Thread (24 messages) 24 messages, 5 authors, 2022-02-08

Re: KVM/arm64: Guest ABI changes do not appear rollback-safe

From: Marc Zyngier <maz@kernel.org>
Date: 2021-10-01 11:46:06
Also in: kvm, kvmarm

On Thu, 30 Sep 2021 18:24:23 +0100,
Oliver Upton [off-list ref] wrote:
Hey Marc,

On Thu, Sep 30, 2021 at 12:32 AM Marc Zyngier [off-list ref] wrote:
quoted
Hi Oliver,

On Wed, 29 Sep 2021 19:22:05 +0100,
Oliver Upton [off-list ref] wrote:
quoted
I have some lingering thoughts on this subject since we last spoke and
wanted to discuss.

I'm having a hard time figuring out how a VMM should handle a new
hypercall identity register introduced on a newer kernel. In order to
maintain guest ABI, the VMM would need to know about that register and
zero it when restoring an older guest.
Just as it would need to be able to discover any new system register
exposed by default, as it happens at all times. Which is why we have a
way to discover all the registers, architected or not.
quoted
Perhaps instead we could reserve a range of firmware registers as the
'hypercall identity' registers. Implement all of them as RAZ/WI by
default, encouraging userspace to zero these registers away for older
VMs but still allowing an old userspace to pick up new KVM features.
Doing so would align the hypercall identity registers with the feature
ID registers from the architecture.
The range already exists in the form of the "coprocessor" 0x14. I
don't see the need to expose it as RAZ/WI, however. If userspace
doesn't know about how this pseudo-register works, it won't be able to
program it anyway.

I don't buy the parallel with the ID-regs either. They are RAZ/WI by
default so that they don't UNDEF at runtime. The meaning of a RAZ
id-register is also well defined (feature not implemented), and the
CPU cannot write to them. In a way, the ID-regs *are* the enumeration
mechanism.

Our firmware registers don't follow the same rules. Userspace can
write to them, and there is no such "not implemented" rule (case in
point, PSCI). We also have a separate enumeration mechanism
(GET_ONE_REG), which is (more or less) designed for userspace to find
what is implemented.

For these reasons, I don't immediately see the point of advertising a
set of registers ahead of time, before userspace grows an
understanding of what these registers mean.
Supposing we don't preallocate some hypercall ID registers, how can we
safely migrate a guest from an older kernel to newer kernel? Ideally,
we would preserve the hypercall feature set across the migration which
could work for a while with the first set of registers that get
defined, but whenever a new hypercall firmware register comes along
then the VMM will be clueless to the new ABI.
My expectations were that whenever userspace writes a set of firmware
register, all the defaults are invalidated. For example say that
host-A know about a single hypercall register, while host-B knows
about two. Upon writing to the first register, the host would clear
the set of available services in the second one. If userspace
eventually writes there, the value would stick if valid.

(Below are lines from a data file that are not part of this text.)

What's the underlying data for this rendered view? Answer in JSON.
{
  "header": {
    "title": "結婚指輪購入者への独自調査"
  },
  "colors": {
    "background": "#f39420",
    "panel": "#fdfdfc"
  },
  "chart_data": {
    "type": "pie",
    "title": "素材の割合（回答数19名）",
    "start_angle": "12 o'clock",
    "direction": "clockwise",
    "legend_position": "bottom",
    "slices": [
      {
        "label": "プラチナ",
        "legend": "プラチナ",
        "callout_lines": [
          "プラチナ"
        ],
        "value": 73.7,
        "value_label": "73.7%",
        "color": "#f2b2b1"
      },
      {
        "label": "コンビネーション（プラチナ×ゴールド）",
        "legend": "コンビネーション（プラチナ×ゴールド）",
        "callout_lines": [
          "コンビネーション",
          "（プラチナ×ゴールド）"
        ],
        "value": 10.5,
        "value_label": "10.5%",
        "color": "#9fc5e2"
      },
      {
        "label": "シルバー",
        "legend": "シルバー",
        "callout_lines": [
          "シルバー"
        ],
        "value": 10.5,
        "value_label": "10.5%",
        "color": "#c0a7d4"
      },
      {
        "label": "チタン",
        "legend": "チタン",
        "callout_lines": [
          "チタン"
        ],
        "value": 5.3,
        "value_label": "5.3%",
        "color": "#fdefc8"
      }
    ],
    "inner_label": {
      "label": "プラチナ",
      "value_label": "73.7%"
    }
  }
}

Also, remember that pseudo-registers don't have to be 64bit. We could
define a new class of hypercall-specific registers that would be much
wider, and thus have a larger write granularity (KVM supports anything
from 8 to 2048 bits). This would make it pretty easy to implement the
above.
Fundamentally, I don't think userspace should need a patch to preserve
ABI on a newer kernel. Despite that, it would seem that userspace will
need to learn of any firmware registers that control hypercall
features which come after the initial set that gets proposed. If
KVM_GET_REG_LIST were to disambiguate between ID registers (hypercall,
architectural feature ID registers) from other parts of the vCPU
state, it would be clear to what registers to zero on a newer kernel.
Apologies if it is distracting to mention the feature ID registers
here, but both are on my mind currently and want to make sure there is
some consistency in how features get handled on newer kernels,
architected or not.
The problem I see is that we will always need to grow the HC register
space one way or another, no matter how many we reserve. Your approach
only works if we don't exceed that particular range. Maybe it will
never be a problem, but it remains that this is not scalable.

If we wanted to be safe, we'd reserve the whole of the possible space
as defined by the SMCCC spec. Given that we currently have two HC
spaces (the ARM-controlled one, and the KVM-specific one), the
function space being 16bits in each case, that's 16kB worth of zeroes
that userspace has to save/restore at all times... I'm not overly
enthusiastic.

Thanks,

	M.

-- 
Without deviation from the norm, progress is not possible.